Well-placed sources have revealed that Foreign Affairs Minister Charlie Flanagan and his senior officials in Iveagh House knew nothing about the plan, which has now fallen flat on its face.
In fact, there is major disquiet that one of the Government's most junior ministers, Dara Murphy, was first to float the idea - despite Mr Flanagan having no say in it whatsoever.
Last night, Fine Gael TD John Deasy said it painted an extraordinary picture of the way that this Government is being run.
"The lack of foresight and preparation displayed whilst dealing with the issues in the North in last couple of days can only be described as shambolic," Mr Deasy said in remarks that were echoed privately by ministers and deputies alike.
"It is clear now that the Department of Foreign Affairs knew nothing about this and played no role," he added.
Back in the Dáil chamber, Mr Kenny's day went from bad to worse.
Questions were raised over the appointment of his chief economic advisor, Andrew McDowell, to a €270,000 position with the European Investment Bank.
And Mr Kenny was forced to deny suggestions by Labour's Alan Kelly and Micheál Martin that special arrangements had been struck with Independent TD Michael Lowry in return for his support.
Quickly enough, there was another crisis to contain: Mr Kenny had just been informed that the chairman of the water commission, Joe O'Toole, was resigning.
But in the end, the Taoiseach was not going to be let off the hook for allowing the Independent Alliance a free vote on abortion.

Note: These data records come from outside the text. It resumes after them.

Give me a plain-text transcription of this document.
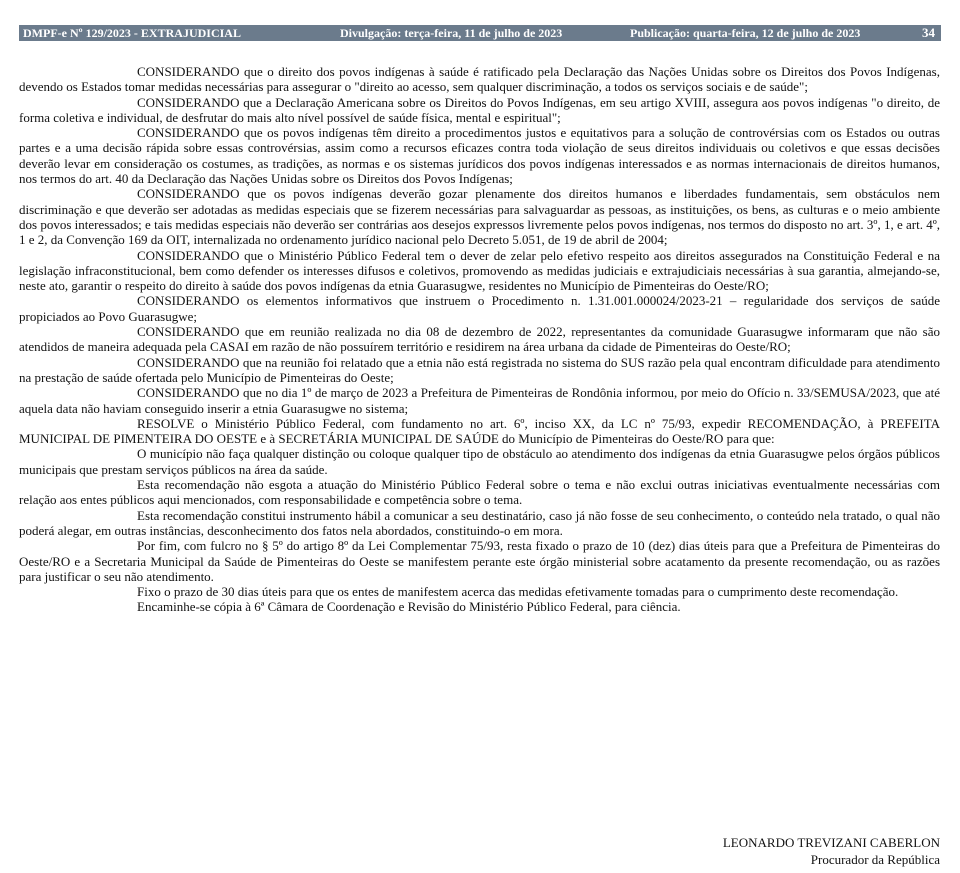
DMPF-e Nº 129/2023 - EXTRAJUDICIAL	Divulgação: terça-feira, 11 de julho de 2023	Publicação: quarta-feira, 12 de julho de 2023	34

CONSIDERANDO que o direito dos povos indígenas à saúde é ratificado pela Declaração das Nações Unidas sobre os Direitos dos Povos Indígenas, devendo os Estados tomar medidas necessárias para assegurar o "direito ao acesso, sem qualquer discriminação, a todos os serviços sociais e de saúde";

CONSIDERANDO que a Declaração Americana sobre os Direitos do Povos Indígenas, em seu artigo XVIII, assegura aos povos indígenas "o direito, de forma coletiva e individual, de desfrutar do mais alto nível possível de saúde física, mental e espiritual";

CONSIDERANDO que os povos indígenas têm direito a procedimentos justos e equitativos para a solução de controvérsias com os Estados ou outras partes e a uma decisão rápida sobre essas controvérsias, assim como a recursos eficazes contra toda violação de seus direitos individuais ou coletivos e que essas decisões deverão levar em consideração os costumes, as tradições, as normas e os sistemas jurídicos dos povos indígenas interessados e as normas internacionais de direitos humanos, nos termos do art. 40 da Declaração das Nações Unidas sobre os Direitos dos Povos Indígenas;

CONSIDERANDO que os povos indígenas deverão gozar plenamente dos direitos humanos e liberdades fundamentais, sem obstáculos nem discriminação e que deverão ser adotadas as medidas especiais que se fizerem necessárias para salvaguardar as pessoas, as instituições, os bens, as culturas e o meio ambiente dos povos interessados; e tais medidas especiais não deverão ser contrárias aos desejos expressos livremente pelos povos indígenas, nos termos do disposto no art. 3º, 1, e art. 4º, 1 e 2, da Convenção 169 da OIT, internalizada no ordenamento jurídico nacional pelo Decreto 5.051, de 19 de abril de 2004;

CONSIDERANDO que o Ministério Público Federal tem o dever de zelar pelo efetivo respeito aos direitos assegurados na Constituição Federal e na legislação infraconstitucional, bem como defender os interesses difusos e coletivos, promovendo as medidas judiciais e extrajudiciais necessárias à sua garantia, almejando-se, neste ato, garantir o respeito do direito à saúde dos povos indígenas da etnia Guarasugwe, residentes no Município de Pimenteiras do Oeste/RO;

CONSIDERANDO os elementos informativos que instruem o Procedimento n. 1.31.001.000024/2023-21 – regularidade dos serviços de saúde propiciados ao Povo Guarasugwe;

CONSIDERANDO que em reunião realizada no dia 08 de dezembro de 2022, representantes da comunidade Guarasugwe informaram que não são atendidos de maneira adequada pela CASAI em razão de não possuírem território e residirem na área urbana da cidade de Pimenteiras do Oeste/RO;

CONSIDERANDO que na reunião foi relatado que a etnia não está registrada no sistema do SUS razão pela qual encontram dificuldade para atendimento na prestação de saúde ofertada pelo Município de Pimenteiras do Oeste;

CONSIDERANDO que no dia 1º de março de 2023 a Prefeitura de Pimenteiras de Rondônia informou, por meio do Ofício n. 33/SEMUSA/2023, que até aquela data não haviam conseguido inserir a etnia Guarasugwe no sistema;

RESOLVE o Ministério Público Federal, com fundamento no art. 6º, inciso XX, da LC nº 75/93, expedir RECOMENDAÇÃO, à PREFEITA MUNICIPAL DE PIMENTEIRA DO OESTE e à SECRETÁRIA MUNICIPAL DE SAÚDE do Município de Pimenteiras do Oeste/RO para que:

O município não faça qualquer distinção ou coloque qualquer tipo de obstáculo ao atendimento dos indígenas da etnia Guarasugwe pelos órgãos públicos municipais que prestam serviços públicos na área da saúde.

Esta recomendação não esgota a atuação do Ministério Público Federal sobre o tema e não exclui outras iniciativas eventualmente necessárias com relação aos entes públicos aqui mencionados, com responsabilidade e competência sobre o tema.

Esta recomendação constitui instrumento hábil a comunicar a seu destinatário, caso já não fosse de seu conhecimento, o conteúdo nela tratado, o qual não poderá alegar, em outras instâncias, desconhecimento dos fatos nela abordados, constituindo-o em mora.

Por fim, com fulcro no § 5º do artigo 8º da Lei Complementar 75/93, resta fixado o prazo de 10 (dez) dias úteis para que a Prefeitura de Pimenteiras do Oeste/RO e a Secretaria Municipal da Saúde de Pimenteiras do Oeste se manifestem perante este órgão ministerial sobre acatamento da presente recomendação, ou as razões para justificar o seu não atendimento.

Fixo o prazo de 30 dias úteis para que os entes de manifestem acerca das medidas efetivamente tomadas para o cumprimento deste recomendação.

Encaminhe-se cópia à 6ª Câmara de Coordenação e Revisão do Ministério Público Federal, para ciência.

LEONARDO TREVIZANI CABERLON
Procurador da República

Last night, backbenchers from Fine Gael were letting their anger be known.
Pat Deering accused Mr Ross of "a la carte politics", while Kate O'Connell questioned why the Independents were voting in an "irresponsible" manner.

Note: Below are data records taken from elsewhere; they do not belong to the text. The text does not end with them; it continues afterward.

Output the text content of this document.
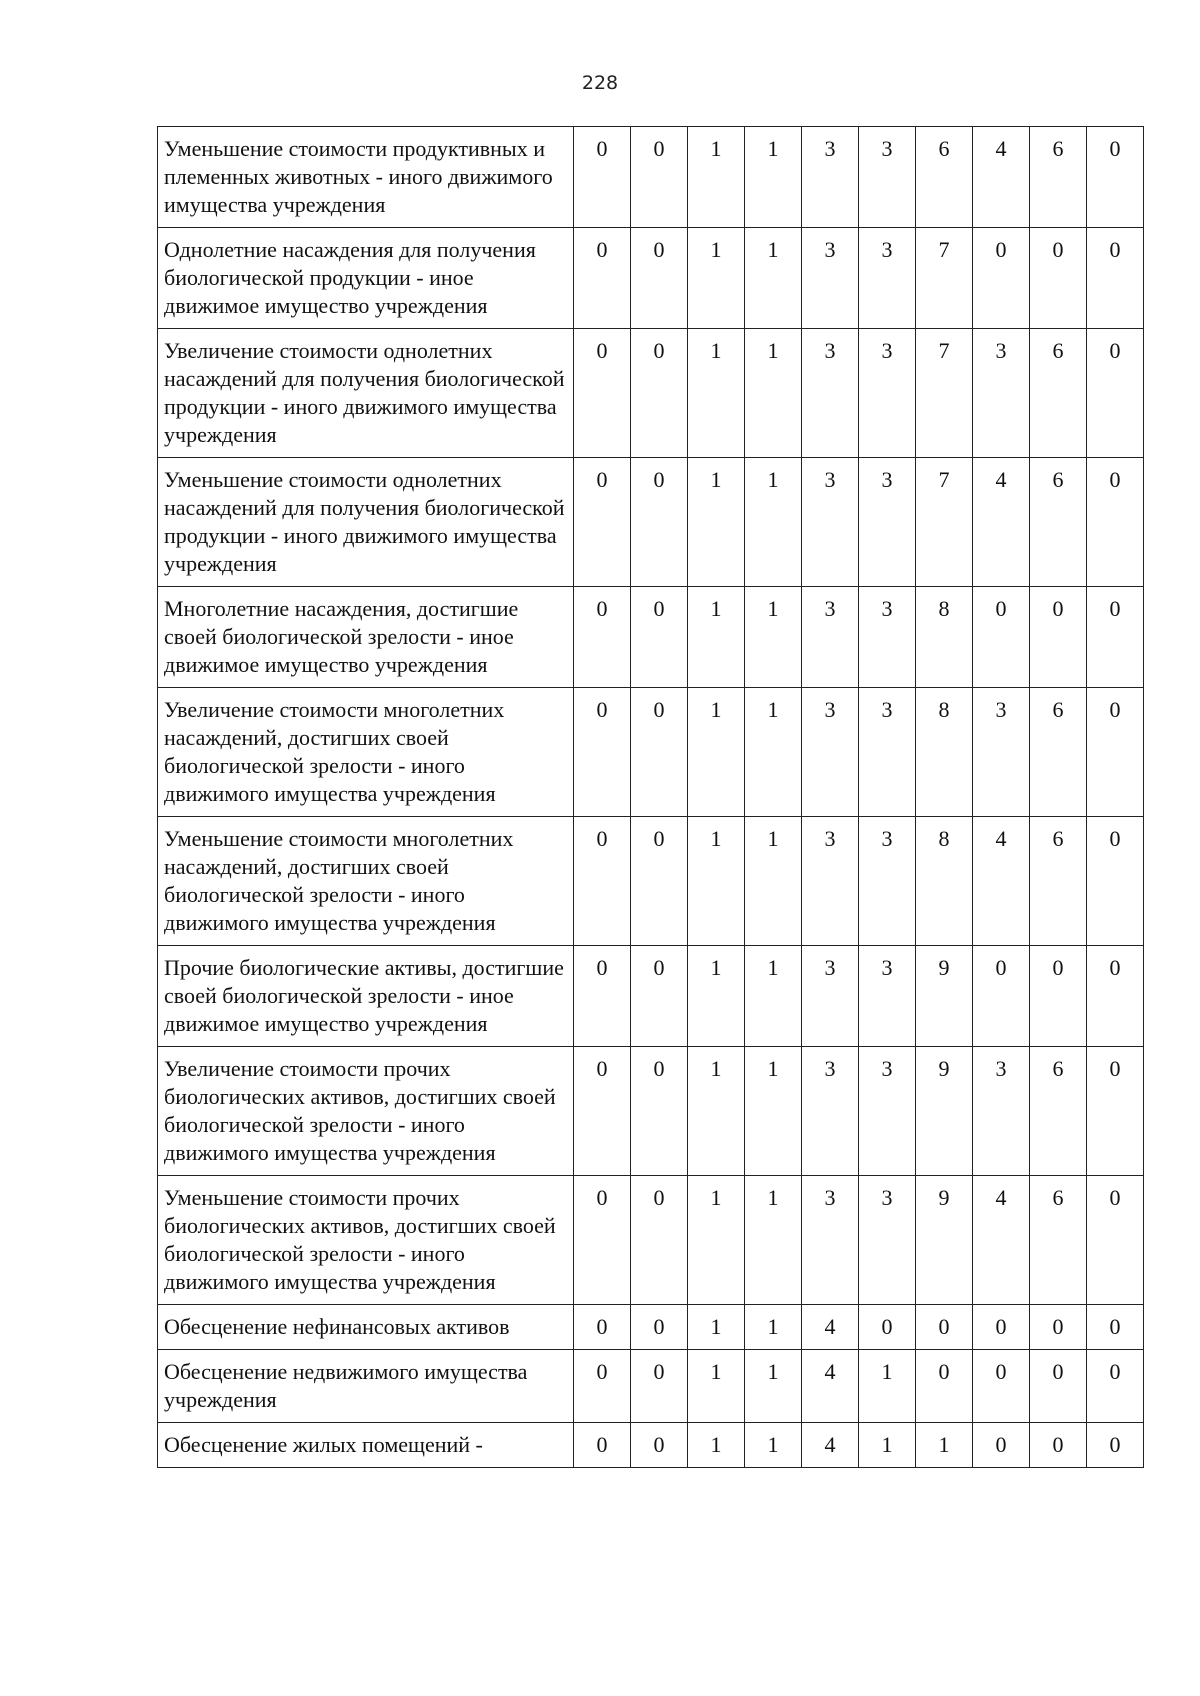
228
Уменьшение стоимости продуктивных и племенных животных - иного движимого имущества учреждения	0	0	1	1	3	3	6	4	6	0
Однолетние насаждения для получения биологической продукции - иное движимое имущество учреждения	0	0	1	1	3	3	7	0	0	0
Увеличение стоимости однолетних насаждений для получения биологической продукции - иного движимого имущества учреждения	0	0	1	1	3	3	7	3	6	0
Уменьшение стоимости однолетних насаждений для получения биологической продукции - иного движимого имущества учреждения	0	0	1	1	3	3	7	4	6	0
Многолетние насаждения, достигшие своей биологической зрелости - иное движимое имущество учреждения	0	0	1	1	3	3	8	0	0	0
Увеличение стоимости многолетних насаждений, достигших своей биологической зрелости - иного движимого имущества учреждения	0	0	1	1	3	3	8	3	6	0
Уменьшение стоимости многолетних насаждений, достигших своей биологической зрелости - иного движимого имущества учреждения	0	0	1	1	3	3	8	4	6	0
Прочие биологические активы, достигшие своей биологической зрелости - иное движимое имущество учреждения	0	0	1	1	3	3	9	0	0	0
Увеличение стоимости прочих биологических активов, достигших своей биологической зрелости - иного движимого имущества учреждения	0	0	1	1	3	3	9	3	6	0
Уменьшение стоимости прочих биологических активов, достигших своей биологической зрелости - иного движимого имущества учреждения	0	0	1	1	3	3	9	4	6	0
Обесценение нефинансовых активов	0	0	1	1	4	0	0	0	0	0
Обесценение недвижимого имущества учреждения	0	0	1	1	4	1	0	0	0	0
Обесценение жилых помещений -	0	0	1	1	4	1	1	0	0	0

Alan Farrell accused the alliance of staging a "political stunt", adding that the bill was "unconstitutional" and that it made "little sense" to support it.
But in the Dáil, the Labour leader said that this was an issue of constitutional importance. The Attorney-General was the legal adviser to the State, Brendan Howlin said, and yet Mr Kenny was prepared to allow ministers to disregard her view.
"What is even more extraordinary is that this has not caused the Taoiseach to bat an eyelid," Mr Howlin added.
Redeeming himself somewhat, Mr Kenny said he held the constitutional clause in relation to the AG in the utmost of regard.
Unfortunately for him, the regard and respect in which he is held in the eyes of his colleagues has been eroded greatly over the course of just 48 hours.